CPEC power plants: Sinosure demands govt make payments

ISLAMABAD: China Export & Credit Insurance Corporation (Sinosure) has warned the GoP on not honouring its...
Updated 18 Sep, 2023

ISLAMABAD: China Export & Credit Insurance Corporation (Sinosure) has warned the GoP on not honouring its commitment of due payment to power generation plants established under the China-Pakistan Economic Corridor (CPEC).

A “displeasure” letter from M/s Sinosure has landed in Islamabad at a time when the caretaker Government is under pressure to renegotiate “expensive PPAs” signed with Chinese power projects.

A Senate Panel has sought details of investments made by Chinese companies in the power plants.

Sinosure reduces coverage for Pakistan’s projects to 70pc from 95pc

M/s Sinosure is state-owned policy insurance company which resolutely implements the decisions and plans of the state, and plays a positive role in supporting joint efforts to advance “the Belt and Road Initiative” (BRI).

According to a letter from M/s Sinosure: “Starting from 2013, the China-Pakistan Economic Corridor became the flagship project under the BRI, making Pakistan one of the most visible partners in the BRI. With the project smoothly progressing and trade booming, CPEC is now promoting comprehensive cooperation between the two countries and contributing to the betterment of the Pakistani people.

The most critical and reliable power plant in Pakistan, Port Qasim Power Plant, was inaugurated in 2017, marking the first batch of primary energy projects under CPEC to start generating electricity.

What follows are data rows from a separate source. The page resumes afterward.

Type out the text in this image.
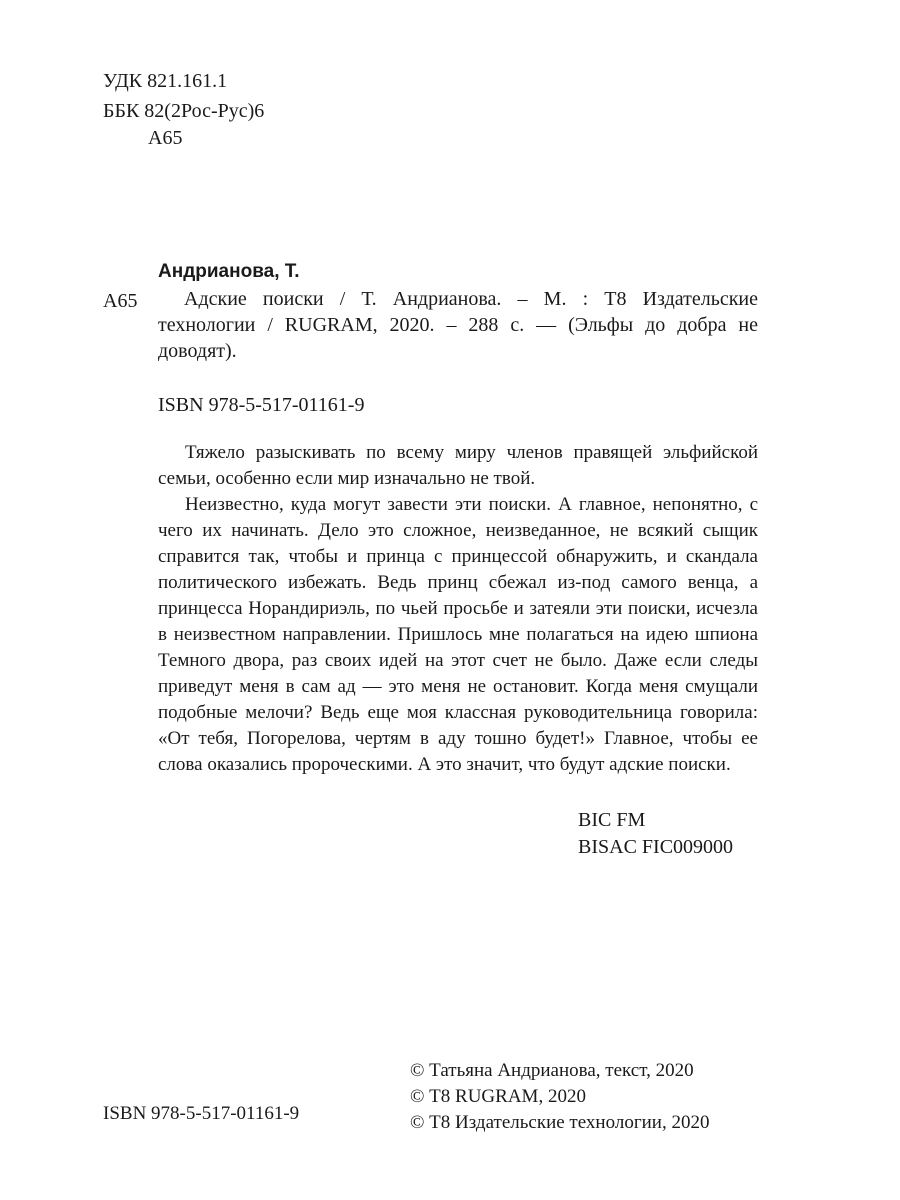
УДК 821.161.1
ББК 82(2Рос-Рус)6
А65
Андрианова, Т.
А65	Адские поиски / Т. Андрианова. – М. : Т8 Издательские технологии / RUGRAM, 2020. – 288 с. — (Эльфы до добра не доводят).
ISBN 978-5-517-01161-9

Тяжело разыскивать по всему миру членов правящей эльфийской семьи, особенно если мир изначально не твой.

Неизвестно, куда могут завести эти поиски. А главное, непонятно, с чего их начинать. Дело это сложное, неизведанное, не всякий сыщик справится так, чтобы и принца с принцессой обнаружить, и скандала политического избежать. Ведь принц сбежал из-под самого венца, а принцесса Норандириэль, по чьей просьбе и затеяли эти поиски, исчезла в неизвестном направлении. Пришлось мне полагаться на идею шпиона Темного двора, раз своих идей на этот счет не было. Даже если следы приведут меня в сам ад — это меня не остановит. Когда меня смущали подобные мелочи? Ведь еще моя классная руководительница говорила: «От тебя, Погорелова, чертям в аду тошно будет!» Главное, чтобы ее слова оказались пророческими. А это значит, что будут адские поиски.

BIC FM
BISAC FIC009000
© Татьяна Андрианова, текст, 2020
© Т8 RUGRAM, 2020
© Т8 Издательские технологии, 2020
ISBN 978-5-517-01161-9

Currently this Power Plant is capable of providing clean and cheap electricity to about 4 million Pakistani families, which significantly alleviates the issue of power shortages in Pakistan. It can not succeed without PPIB’s strong support and active participation in this project.

“As the insurer of Port Qasim Power Plant, we are highly concerned about the current operational status of the plant. Due to the foreign exchange constraints imposed by the State Bank of Pakistan (SBP) and delayed payments on electricity bills, the project currently owe large amount of funds to the coal supplier and faces business struggles,” said, Zhou Jin, Director Business Division One Strategic Client Department One Sinosure, in his letter to Managing Director PPIB.

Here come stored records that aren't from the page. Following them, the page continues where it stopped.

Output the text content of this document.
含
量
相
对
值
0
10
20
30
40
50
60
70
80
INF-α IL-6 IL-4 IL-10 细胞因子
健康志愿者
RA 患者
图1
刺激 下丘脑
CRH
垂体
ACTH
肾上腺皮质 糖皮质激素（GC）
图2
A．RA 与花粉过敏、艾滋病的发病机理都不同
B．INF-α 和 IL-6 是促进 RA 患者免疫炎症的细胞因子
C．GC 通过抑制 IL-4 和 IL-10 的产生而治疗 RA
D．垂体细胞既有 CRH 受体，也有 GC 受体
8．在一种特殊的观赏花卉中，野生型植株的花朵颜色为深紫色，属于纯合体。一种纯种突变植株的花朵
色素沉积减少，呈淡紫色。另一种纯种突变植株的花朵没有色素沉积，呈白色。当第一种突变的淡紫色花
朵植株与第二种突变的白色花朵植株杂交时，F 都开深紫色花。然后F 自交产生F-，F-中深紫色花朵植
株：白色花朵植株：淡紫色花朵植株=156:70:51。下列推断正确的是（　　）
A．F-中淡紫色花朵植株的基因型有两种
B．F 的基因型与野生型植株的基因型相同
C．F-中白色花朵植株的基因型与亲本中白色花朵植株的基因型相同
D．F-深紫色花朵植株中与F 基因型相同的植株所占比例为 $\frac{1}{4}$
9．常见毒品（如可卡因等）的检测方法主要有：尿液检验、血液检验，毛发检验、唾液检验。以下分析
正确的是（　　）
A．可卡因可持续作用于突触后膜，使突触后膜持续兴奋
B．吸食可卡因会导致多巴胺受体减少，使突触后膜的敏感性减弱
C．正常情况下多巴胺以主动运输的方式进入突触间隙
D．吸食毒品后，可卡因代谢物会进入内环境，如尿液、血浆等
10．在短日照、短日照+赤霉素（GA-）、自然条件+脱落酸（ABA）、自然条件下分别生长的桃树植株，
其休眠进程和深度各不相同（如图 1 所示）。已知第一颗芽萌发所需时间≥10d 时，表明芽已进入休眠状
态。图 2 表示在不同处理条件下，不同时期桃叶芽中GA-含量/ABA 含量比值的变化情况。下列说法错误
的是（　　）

M/s Sinosure requested the GoP that an agreement be reached between PPIB, CPPA-G and the project, to resolve the capacity payment difficulties. Furthermore, both entities support on electricity bills is crucial to the operation of the project, as well as, timely repayment of loans and insurance liability.

“Ensure the timely payment of electricity bills and the regular repayment of the debt service and the sustainable operating ability of the project,” said Zhou Jin.

In June 2023, CHIC Pak Power (Private) Company Limited (CPPCL) had revealed at a public hearing at NEPRA that M/s Sinosure has reduced its coverage for Pakistan’s projects to 70 per cent from 95 per cent and banks are now asking for 25 per cent coverage from third party.

In early months of current year, Port Qasim Electric Power (Pvt.) Co (PQEPC) had informed the government that both its units of 1320 MW are about to shut down due to the default of the government’s obligations. The coal supplier has stopped shipments after January 2023 due to outstanding foreign exchange requests with the State Bank of Pakistan (SBP). The shortage of coal has caused significant financial strain for the company, resulting in a shutdown of both units and capacity payment deductions.